Замятин стал еретиком уже в императорской России: помогал большевикам, сидел в одиночке на Шпалерной, несколько лет провел в ссылке (правда, довольно комфортной – то в родной Лебедяни, то в Лахте под Петербургом, где и начал писать). «В те годы быть большевиком – значило идти по линии наибольшего сопротивления; и я тогда был большевиком», – вспомнит он в автобиографии 1928 года. «Было это в 1906 году. Революция не была еще законной супругой, ревниво блюдущей свою законную монополию на любовь. Революция была юной, огнеглазой любовницей – и я был влюблен в Революцию…» – начнет очерк о Леониде Андрееве (1922).

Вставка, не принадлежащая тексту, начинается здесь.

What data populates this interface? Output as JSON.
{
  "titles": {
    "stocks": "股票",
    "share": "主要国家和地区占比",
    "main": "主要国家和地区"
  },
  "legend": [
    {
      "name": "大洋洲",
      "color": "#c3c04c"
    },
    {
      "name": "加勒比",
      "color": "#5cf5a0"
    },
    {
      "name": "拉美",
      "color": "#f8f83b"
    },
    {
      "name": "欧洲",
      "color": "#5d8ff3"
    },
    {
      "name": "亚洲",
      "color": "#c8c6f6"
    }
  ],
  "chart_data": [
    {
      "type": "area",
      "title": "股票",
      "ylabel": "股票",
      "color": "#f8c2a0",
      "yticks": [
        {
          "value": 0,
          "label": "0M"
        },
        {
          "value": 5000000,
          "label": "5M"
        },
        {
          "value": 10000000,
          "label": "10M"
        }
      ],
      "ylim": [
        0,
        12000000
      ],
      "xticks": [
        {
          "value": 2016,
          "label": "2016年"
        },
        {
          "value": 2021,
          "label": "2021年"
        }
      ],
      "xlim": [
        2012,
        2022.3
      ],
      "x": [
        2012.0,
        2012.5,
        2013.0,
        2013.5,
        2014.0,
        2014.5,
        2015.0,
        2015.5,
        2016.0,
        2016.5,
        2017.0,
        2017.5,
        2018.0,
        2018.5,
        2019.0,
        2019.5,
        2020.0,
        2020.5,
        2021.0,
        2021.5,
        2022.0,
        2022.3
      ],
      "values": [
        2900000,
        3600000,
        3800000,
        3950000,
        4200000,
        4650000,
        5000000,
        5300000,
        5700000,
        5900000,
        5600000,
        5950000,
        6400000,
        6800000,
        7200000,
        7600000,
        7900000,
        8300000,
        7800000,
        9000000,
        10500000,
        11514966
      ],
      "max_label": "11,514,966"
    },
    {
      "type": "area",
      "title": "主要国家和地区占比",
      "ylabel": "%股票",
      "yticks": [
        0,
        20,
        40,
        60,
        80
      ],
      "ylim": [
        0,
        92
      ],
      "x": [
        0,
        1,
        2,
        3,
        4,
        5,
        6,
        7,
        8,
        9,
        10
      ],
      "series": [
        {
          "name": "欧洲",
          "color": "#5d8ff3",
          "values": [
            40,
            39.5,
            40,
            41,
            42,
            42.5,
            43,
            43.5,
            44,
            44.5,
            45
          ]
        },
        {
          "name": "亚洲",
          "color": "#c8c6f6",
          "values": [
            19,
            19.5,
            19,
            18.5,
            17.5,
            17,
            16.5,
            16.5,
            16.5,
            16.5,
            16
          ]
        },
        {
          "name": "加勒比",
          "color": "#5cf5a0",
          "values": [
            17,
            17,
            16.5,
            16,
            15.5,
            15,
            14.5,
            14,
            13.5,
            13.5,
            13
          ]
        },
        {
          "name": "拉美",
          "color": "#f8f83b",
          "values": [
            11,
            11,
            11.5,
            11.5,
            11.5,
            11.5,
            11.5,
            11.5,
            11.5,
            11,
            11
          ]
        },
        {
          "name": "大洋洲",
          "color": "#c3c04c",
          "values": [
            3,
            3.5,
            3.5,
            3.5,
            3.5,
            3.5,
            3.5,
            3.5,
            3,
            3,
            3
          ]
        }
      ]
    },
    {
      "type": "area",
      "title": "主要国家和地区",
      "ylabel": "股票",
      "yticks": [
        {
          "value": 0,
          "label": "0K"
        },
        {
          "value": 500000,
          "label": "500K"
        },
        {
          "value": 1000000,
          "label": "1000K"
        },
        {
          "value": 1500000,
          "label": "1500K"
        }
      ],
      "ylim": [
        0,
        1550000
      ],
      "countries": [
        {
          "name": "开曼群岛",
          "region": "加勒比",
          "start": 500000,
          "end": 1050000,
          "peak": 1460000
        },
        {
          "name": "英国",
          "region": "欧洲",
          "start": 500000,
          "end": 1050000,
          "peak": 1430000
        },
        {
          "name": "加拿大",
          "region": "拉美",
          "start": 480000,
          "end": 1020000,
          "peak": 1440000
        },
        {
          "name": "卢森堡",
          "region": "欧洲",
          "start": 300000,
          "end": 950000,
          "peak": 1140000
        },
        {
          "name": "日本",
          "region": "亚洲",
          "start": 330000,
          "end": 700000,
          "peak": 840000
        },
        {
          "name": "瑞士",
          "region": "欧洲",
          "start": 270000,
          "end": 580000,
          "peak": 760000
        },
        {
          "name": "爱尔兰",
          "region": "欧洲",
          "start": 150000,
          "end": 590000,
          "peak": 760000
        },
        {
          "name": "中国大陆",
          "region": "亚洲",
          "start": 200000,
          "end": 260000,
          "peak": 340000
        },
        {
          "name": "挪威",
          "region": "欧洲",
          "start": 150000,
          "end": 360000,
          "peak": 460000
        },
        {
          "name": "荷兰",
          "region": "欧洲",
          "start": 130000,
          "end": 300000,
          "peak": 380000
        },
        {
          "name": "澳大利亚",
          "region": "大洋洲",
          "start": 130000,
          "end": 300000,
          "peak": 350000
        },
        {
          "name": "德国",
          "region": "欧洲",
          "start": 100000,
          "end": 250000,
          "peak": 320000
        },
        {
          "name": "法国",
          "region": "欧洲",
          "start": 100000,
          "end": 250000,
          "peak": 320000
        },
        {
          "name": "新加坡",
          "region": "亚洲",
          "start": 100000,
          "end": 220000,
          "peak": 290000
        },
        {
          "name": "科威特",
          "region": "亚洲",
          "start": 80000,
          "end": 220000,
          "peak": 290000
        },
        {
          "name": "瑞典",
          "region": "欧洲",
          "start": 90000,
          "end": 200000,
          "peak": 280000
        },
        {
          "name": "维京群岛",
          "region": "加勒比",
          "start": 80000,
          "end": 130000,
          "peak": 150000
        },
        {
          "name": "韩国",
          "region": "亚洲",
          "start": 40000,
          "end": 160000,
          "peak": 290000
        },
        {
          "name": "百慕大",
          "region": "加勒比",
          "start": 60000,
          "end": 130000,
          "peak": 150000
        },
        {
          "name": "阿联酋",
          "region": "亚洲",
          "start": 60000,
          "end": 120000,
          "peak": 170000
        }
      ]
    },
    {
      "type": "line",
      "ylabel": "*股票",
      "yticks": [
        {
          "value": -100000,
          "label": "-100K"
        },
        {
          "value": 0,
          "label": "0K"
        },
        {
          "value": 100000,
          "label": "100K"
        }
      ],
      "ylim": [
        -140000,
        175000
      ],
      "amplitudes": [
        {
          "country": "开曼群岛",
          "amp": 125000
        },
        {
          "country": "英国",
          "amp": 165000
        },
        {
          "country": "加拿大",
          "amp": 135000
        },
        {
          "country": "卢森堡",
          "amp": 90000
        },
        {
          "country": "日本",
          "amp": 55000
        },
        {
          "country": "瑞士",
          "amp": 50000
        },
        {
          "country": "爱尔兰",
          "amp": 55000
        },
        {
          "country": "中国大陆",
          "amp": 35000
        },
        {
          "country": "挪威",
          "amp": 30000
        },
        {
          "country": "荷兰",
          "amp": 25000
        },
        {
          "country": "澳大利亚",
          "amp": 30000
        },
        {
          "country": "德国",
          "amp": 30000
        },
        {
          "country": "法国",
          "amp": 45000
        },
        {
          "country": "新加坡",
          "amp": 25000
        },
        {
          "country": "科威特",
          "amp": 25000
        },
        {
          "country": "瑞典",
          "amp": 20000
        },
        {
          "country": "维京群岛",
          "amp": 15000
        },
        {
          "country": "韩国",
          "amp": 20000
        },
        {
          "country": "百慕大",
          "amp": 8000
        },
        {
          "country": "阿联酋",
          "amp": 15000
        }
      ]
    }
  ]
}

Он вернулся в Россию из Англии в сентябре 1917-го, когда с ледокольным грохотом переломилось время. «Веселая жуткая зима 17—18 года, когда все сдвинулось, поплыло куда-то в неизвестность. Корабли-дома, выстрелы, обыски, ночные дежурства, домовые клубы». Революция стала законной супругой большевиков, а Замятин, в отличие от тех, для кого вопроса «принимать или не принимать?» не было и кто сразу назвал ее «своей», вдруг снова оказался в оппозиции. Он проницательно увидел во врагах старого режима его наследников и продолжателей.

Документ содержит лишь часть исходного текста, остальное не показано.